Nos últimos dias, as tropas terrestres israelitas lançaram um ataque sustentado contra áreas próximas do bairro de Zeitoun, na cidade de Gaza, incluindo bombardeamentos aéreos, tiroteios e ataques com artilharia, arrasando terrenos com bulldozers e emitindo ordens de deslocamento para forçar os residentes a fugir das suas casas e abrigos e conduzi-los para leste.
«Hoje, deslocaram a linha amarela para aqui. No dia anterior, bombardearam a zona, por isso fomos-nos embora. Passámos mais uma noite em casa e depois tivemos de partir», contou Umm Salem Dawla, uma residente deslocada da zona, ao Drop Site. «Juntámos os nossos pertences e deixámo-los no campo.
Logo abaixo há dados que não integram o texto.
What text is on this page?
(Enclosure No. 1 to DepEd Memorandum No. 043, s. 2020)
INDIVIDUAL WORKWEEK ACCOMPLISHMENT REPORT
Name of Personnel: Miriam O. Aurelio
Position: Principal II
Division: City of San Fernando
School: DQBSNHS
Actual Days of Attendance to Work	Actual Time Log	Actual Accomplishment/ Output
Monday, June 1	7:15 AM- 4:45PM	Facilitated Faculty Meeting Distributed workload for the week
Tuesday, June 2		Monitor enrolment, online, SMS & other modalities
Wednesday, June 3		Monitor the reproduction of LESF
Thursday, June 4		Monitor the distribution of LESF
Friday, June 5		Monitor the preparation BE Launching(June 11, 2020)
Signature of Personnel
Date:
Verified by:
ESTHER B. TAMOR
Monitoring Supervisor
Estou sempre a dizer que vou sentar-me junto ao cemitério. O que vos posso dizer? Que tipo de vida é esta?»
Na quarta-feira, as tropas recuaram e os residentes da zona encontraram blocos de betão amarelos colocados no cruzamento de Dawlah, na rua Salah al-Din — a principal artéria norte-sul que atravessa todo o enclave.
«Os israelitas começaram a bombardear a zona, os tanques começaram a disparar contra nós e contra a nossa casa, por isso fugimos porque a situação era extremamente difícil… os tanques estão sempre visíveis na rua, a disparar contra as nossas casas, e os quadricópteros estão constantemente a sobrevoar-nos. Não nos deixam em paz. Vinte e quatro horas por dia há bombardeamentos e tiros», afirmou Assem Dawla, outro residente deslocado de Zeitoun. «Como podem ver, estamos agora a retirar os nossos pertences e a partir, porque a ocupação avançou a linha amarela até à rua Salah al-Din. Já não há qualquer possibilidade de viver aqui. A vida em Zeitoun foi aniquilada. Já não resta esperança nem maneira de continuar a viver aqui.»
A invasão das forças militares israelitas até ao cruzamento de Dawlah impede, na prática, os palestinianos desta zona da cidade de Gaza de acederem à estrada de Salah al-Din e ao resto do enclave mais a sul.
«O meu receio é que toda a Gaza acabe por ficar dentro das novas fronteiras da ocupação. Netanyahu fala agora em tomar 67% a 70% da Faixa de Gaza, mas acredito que ele queira controlar toda a faixa. Não nos restará nenhum lugar. Estaremos todos a viver sob o controlo e o domínio do exército israelita», disse Dawla. «A guerra ainda não acabou. Continuamos a viver num estado de medo, ainda maior do que quando a guerra estava em curso.»